Müşrikler onun Allah tarafından vahyolunmadığını, önceki insanların haberlerinden derleme olduğunu söylemek istiyorlardı . Eğer iddia ettikleri gibi, öncekilerin haberlerinden derleme olsaydı, benzer kitaplar vücuda getirilirdi. İnsanların bilgi açısından tekâmül ettikleri bilinen bir gerçektir. Bu itibarla Kur'an'a ilk muhatap olan Arapların bilgi düzeyleri, onlardan çok önce yaşamış olan insanlardan daha ileride olması gerekir. Eğer öncekiler ona kaynaklık edebilmişlerse, sonrakiler bilgi açısından daha ileride bulunduklarından onların eserlerinin benzerini meydana getirmekten aciz olmamaları gerekirdi. Oysa gerçek durum şudur: Benzerini meydana getirmek şöyle dursun insanlık tekâmül ettikçe Kur'an'ın hakkaniyetini daha iyi anlıyor.
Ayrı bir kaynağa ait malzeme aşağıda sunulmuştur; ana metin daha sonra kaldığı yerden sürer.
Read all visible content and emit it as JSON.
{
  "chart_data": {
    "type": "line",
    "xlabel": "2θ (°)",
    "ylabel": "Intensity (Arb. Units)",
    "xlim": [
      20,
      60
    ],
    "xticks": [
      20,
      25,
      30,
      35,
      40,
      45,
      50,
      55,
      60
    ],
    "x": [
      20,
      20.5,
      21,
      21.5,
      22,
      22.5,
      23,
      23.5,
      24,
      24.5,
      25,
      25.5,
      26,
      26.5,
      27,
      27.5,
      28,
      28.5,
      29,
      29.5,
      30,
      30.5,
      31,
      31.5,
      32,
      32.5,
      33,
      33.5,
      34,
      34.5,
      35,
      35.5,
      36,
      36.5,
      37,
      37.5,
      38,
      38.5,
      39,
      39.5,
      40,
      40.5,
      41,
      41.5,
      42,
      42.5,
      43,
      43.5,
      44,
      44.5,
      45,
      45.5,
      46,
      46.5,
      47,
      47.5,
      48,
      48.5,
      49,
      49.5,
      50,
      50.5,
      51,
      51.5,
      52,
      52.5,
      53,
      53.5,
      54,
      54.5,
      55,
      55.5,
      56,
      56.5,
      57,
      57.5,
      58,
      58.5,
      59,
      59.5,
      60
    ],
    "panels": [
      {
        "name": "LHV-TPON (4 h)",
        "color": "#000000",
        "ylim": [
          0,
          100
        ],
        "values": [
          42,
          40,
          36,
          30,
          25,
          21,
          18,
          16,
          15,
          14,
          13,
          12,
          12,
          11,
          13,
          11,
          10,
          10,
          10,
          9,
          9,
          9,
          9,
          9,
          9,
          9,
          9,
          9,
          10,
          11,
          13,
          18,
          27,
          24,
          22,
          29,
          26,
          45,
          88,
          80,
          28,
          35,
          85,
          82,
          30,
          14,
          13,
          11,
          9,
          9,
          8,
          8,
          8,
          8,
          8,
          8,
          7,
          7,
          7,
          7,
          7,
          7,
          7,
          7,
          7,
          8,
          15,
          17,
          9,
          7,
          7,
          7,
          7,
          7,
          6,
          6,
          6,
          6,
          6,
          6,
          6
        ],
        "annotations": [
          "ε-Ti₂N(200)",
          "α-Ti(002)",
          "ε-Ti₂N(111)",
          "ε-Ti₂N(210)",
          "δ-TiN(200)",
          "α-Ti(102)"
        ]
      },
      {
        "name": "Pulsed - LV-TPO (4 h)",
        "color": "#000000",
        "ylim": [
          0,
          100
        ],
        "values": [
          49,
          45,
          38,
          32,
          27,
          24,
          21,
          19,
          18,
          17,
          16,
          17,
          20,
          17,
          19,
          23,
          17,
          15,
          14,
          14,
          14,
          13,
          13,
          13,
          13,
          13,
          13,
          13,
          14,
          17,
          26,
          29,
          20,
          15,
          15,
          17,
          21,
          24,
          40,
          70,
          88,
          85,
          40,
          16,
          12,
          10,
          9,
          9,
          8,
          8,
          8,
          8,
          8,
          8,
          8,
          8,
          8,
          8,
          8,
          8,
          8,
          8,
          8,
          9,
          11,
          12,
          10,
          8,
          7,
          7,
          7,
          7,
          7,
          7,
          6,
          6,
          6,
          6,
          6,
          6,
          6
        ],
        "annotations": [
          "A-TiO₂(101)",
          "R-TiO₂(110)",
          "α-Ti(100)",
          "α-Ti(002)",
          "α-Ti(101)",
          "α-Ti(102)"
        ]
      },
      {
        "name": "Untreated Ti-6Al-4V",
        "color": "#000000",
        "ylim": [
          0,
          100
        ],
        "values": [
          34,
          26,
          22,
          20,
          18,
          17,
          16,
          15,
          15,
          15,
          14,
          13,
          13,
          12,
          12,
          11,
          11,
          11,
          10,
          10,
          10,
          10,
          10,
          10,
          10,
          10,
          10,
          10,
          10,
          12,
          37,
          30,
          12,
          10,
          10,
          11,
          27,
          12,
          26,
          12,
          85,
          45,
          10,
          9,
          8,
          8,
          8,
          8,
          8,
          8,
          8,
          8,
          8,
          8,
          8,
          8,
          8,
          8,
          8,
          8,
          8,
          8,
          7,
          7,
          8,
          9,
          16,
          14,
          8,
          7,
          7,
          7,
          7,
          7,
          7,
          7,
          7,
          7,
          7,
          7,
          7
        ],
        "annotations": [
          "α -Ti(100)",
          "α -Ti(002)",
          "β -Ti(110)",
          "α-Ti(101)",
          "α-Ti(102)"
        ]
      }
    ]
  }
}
4. O, “karmakarışık rüyalar, şiir, sihir...” değildir. Arapların söz söyleme şekilleri çeşitlidir; hutbe, secî, mesel, veciz ve şiir gibi. Hz. Peygamber (s.a.s.) kelimenin sırrını bilip hürmet gösteren, sihrinin farkında olan bir ümmete gönderildi. Bu ümmetin fertleri şiir mevhibesiyle rızıklanmış, fesâhat ve belâğatı takdir ediyorlardı. Buna rağmen Hz. Peygamber'e belâğat ve fesahatin en yüksek mertebesinde olan Kur'an verilince nübüvvet ve risalet ridasından tecrit etmek için ona şairlik isnat ettiler. “Hayır, dediler, Muhammed'in söyledikleri karmakarışık rüyalardır, hayır onu uydurmuş, hayır o şairdir. Eğer bizim kendisine inanmamızı istiyorsa o zaman bize öncekilerin mucizelerle gönderildikleri gibi o da bir mucize getirsin” (Enbiyâ: 21/5).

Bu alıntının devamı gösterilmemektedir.